As written in the German paper Die Zeit, the “ostentatious vulgarity” of the present American administration “shouldn’t distract us from the fact that…something is happening that goes beyond mere audacity, that cannot really be described, even with the word ‘propaganda,’ a term that today has become inflated and imprecise.…It’s more about doing away with the principle of truth altogether, the categorical differentiation between true and false.” As the author of the article mentions, the philosopher Hannah Arendt analyzed precisely this in an interview with Roger Errera in 1974: “If people are constantly lied to, the result isn’t that they believe the lies, but rather that no one believes anything at all anymore.…And a people that can no longer believe anything cannot make up its mind. It is deprived not only of its capacity to act but also of its capacity to think and to judge. And with such a people you can then do what you please.”

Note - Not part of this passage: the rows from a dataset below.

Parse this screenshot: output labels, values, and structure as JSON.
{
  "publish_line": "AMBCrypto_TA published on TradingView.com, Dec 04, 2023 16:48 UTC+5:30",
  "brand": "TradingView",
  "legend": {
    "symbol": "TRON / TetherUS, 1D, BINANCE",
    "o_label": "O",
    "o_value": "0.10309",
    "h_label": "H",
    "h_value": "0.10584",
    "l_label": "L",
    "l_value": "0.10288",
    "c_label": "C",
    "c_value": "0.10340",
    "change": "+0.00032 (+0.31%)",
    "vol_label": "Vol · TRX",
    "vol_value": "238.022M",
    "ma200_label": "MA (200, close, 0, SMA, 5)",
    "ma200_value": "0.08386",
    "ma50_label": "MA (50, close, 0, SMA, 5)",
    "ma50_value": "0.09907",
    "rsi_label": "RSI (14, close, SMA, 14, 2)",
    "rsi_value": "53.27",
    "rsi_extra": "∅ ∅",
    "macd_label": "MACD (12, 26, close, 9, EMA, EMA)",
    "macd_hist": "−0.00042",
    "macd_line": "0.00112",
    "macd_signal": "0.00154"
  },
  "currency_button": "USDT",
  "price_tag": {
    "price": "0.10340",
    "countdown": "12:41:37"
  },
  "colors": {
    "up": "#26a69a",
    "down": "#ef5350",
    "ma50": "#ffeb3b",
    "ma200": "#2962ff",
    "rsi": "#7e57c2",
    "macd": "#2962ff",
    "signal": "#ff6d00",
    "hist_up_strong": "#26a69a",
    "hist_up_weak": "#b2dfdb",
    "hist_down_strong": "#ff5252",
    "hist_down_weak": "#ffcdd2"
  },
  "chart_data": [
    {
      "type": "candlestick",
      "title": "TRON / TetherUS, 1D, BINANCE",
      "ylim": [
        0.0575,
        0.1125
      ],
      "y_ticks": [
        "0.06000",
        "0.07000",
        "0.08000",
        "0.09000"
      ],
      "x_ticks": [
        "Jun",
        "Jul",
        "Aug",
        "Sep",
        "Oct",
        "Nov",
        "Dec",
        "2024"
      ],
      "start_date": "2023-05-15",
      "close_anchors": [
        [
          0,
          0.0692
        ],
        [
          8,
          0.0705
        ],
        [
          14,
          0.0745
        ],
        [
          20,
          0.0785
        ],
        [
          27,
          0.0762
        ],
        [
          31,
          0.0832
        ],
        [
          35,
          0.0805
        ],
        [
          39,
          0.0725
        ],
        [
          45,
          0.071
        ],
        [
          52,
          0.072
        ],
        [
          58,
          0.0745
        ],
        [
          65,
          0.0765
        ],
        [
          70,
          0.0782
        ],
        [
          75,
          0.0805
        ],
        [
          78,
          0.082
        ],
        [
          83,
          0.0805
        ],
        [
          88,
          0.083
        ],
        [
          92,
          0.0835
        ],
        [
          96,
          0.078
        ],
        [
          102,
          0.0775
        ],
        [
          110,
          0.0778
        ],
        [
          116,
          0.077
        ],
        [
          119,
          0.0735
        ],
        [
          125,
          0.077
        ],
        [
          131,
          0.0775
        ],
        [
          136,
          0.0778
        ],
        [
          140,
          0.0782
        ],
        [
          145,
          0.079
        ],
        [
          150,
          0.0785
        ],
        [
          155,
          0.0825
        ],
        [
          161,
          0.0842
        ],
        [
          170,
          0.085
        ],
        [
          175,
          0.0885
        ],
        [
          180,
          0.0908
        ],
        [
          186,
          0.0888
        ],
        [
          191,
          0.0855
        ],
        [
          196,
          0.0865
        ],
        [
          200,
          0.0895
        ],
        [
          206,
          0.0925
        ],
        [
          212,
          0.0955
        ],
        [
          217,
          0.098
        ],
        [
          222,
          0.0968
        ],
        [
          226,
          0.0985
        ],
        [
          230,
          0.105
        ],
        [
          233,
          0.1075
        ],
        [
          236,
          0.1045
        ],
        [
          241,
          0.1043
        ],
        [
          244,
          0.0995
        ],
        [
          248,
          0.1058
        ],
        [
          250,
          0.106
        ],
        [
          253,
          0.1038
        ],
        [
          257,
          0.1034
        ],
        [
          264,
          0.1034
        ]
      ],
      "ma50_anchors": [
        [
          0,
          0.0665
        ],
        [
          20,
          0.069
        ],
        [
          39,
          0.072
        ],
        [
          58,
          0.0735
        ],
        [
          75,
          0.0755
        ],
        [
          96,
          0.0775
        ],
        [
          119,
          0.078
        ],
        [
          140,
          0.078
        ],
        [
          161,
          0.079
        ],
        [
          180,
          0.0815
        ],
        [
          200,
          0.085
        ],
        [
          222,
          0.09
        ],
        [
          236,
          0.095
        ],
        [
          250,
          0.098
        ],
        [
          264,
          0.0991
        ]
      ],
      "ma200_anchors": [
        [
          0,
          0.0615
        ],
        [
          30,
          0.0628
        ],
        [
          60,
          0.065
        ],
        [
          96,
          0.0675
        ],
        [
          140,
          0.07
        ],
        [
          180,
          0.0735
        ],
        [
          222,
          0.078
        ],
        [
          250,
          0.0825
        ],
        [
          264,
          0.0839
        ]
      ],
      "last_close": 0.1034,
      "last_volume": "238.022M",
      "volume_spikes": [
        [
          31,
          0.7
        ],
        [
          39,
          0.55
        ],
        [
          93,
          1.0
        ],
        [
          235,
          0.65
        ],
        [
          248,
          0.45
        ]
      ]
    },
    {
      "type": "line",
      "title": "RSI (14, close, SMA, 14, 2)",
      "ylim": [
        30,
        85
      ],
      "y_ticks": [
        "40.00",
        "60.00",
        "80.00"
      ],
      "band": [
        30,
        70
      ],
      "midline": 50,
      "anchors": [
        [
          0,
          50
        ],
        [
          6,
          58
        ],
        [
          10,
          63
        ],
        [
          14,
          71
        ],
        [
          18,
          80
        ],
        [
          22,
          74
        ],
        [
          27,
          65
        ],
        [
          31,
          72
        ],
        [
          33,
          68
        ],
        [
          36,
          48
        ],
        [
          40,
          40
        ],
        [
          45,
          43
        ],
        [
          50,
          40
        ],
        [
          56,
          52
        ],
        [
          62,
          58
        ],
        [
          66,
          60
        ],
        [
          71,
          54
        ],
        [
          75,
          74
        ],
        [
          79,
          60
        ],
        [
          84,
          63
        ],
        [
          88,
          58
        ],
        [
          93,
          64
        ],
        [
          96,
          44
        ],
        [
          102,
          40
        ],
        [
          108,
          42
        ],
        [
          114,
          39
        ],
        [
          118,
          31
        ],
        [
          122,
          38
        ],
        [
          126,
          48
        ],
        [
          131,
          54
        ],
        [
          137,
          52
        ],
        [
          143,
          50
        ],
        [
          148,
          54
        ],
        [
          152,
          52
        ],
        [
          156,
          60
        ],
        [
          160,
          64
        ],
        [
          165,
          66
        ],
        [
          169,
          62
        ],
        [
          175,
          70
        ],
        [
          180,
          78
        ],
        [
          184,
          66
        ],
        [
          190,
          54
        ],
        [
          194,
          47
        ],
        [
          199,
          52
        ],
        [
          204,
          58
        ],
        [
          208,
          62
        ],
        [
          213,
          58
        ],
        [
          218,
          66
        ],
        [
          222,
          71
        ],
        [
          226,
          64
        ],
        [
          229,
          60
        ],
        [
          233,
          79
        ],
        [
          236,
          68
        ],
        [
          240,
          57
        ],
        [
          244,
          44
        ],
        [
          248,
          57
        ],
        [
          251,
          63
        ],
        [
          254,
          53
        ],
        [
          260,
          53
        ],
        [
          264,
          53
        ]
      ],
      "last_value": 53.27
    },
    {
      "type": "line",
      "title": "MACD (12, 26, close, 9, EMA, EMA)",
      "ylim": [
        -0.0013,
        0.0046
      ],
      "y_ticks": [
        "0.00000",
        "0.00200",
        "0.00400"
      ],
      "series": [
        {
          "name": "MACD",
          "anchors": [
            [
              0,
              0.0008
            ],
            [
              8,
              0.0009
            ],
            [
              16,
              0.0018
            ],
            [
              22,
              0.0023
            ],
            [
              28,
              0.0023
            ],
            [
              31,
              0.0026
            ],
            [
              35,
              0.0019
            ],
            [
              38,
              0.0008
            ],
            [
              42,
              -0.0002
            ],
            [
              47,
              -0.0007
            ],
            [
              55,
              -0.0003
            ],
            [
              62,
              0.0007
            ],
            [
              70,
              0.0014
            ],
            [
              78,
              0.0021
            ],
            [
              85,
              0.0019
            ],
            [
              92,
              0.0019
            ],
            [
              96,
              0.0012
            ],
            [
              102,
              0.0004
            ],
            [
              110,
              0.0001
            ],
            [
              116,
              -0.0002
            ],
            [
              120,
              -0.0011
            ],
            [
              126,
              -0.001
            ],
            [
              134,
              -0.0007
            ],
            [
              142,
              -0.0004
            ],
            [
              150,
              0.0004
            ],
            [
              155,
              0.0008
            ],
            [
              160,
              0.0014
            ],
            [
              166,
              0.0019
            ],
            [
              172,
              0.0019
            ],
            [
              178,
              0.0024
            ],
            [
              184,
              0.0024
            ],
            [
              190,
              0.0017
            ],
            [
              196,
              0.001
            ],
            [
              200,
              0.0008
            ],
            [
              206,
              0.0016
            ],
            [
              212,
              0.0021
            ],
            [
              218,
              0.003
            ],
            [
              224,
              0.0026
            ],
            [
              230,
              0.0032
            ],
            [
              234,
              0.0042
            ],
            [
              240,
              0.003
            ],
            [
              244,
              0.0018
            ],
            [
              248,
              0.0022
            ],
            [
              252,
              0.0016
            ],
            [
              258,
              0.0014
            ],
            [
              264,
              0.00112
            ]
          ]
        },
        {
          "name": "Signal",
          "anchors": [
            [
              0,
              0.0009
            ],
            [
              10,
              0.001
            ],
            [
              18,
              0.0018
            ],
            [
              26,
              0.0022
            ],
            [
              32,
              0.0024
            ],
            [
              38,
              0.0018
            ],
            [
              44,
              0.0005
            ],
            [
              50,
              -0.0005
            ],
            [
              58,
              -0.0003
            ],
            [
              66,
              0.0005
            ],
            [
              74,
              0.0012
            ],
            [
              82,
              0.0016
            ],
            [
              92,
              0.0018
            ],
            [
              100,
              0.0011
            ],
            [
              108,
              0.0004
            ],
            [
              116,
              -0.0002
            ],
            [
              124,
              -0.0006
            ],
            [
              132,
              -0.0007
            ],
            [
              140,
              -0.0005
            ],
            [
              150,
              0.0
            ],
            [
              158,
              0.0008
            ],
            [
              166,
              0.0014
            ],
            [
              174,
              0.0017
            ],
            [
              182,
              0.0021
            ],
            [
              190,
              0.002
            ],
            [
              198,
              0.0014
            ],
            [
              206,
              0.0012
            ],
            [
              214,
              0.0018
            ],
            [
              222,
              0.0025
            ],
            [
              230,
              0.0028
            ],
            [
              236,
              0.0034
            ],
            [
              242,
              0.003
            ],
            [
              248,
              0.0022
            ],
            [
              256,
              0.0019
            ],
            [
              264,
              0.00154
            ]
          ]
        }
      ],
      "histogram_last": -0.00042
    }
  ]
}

As far as Germany is concerned, it’s not entirely clear whether the lessons learned and the insights gained during the long and painful process of Vergangenheitsbewältigung (a term referring to Germany’s process of coming to terms with its Nazi past) will be lasting ones; if they can immunize the country against the dangers of recurrence. The rapidly growing popularity of PEGIDA (Patriotic Europeans Against the Islamicization of the Occident) and the AfD (Alternative for Germany) and their reactionary anti-immigration and anti-Europe agendas remind us how precarious and contingent the current state of affairs remains, how enduring the fear of the Other continues to be. Yet it’s only when a populace ventures beyond the spellbinding effects of its collective identity—when the national debate succeeds in illuminating the blind spots of this identity to compare one culture’s hallucinations with another’s—that it has a chance at breaking that spell. What unites us most is how quickly our efforts can be instrumentalized for someone else’s purposes—and the ease with which we can be duped and played. We aren’t living in Orwell’s world, yet—we still have time to reclaim some of what’s been lost—but it’s anyone’s guess how much time remains.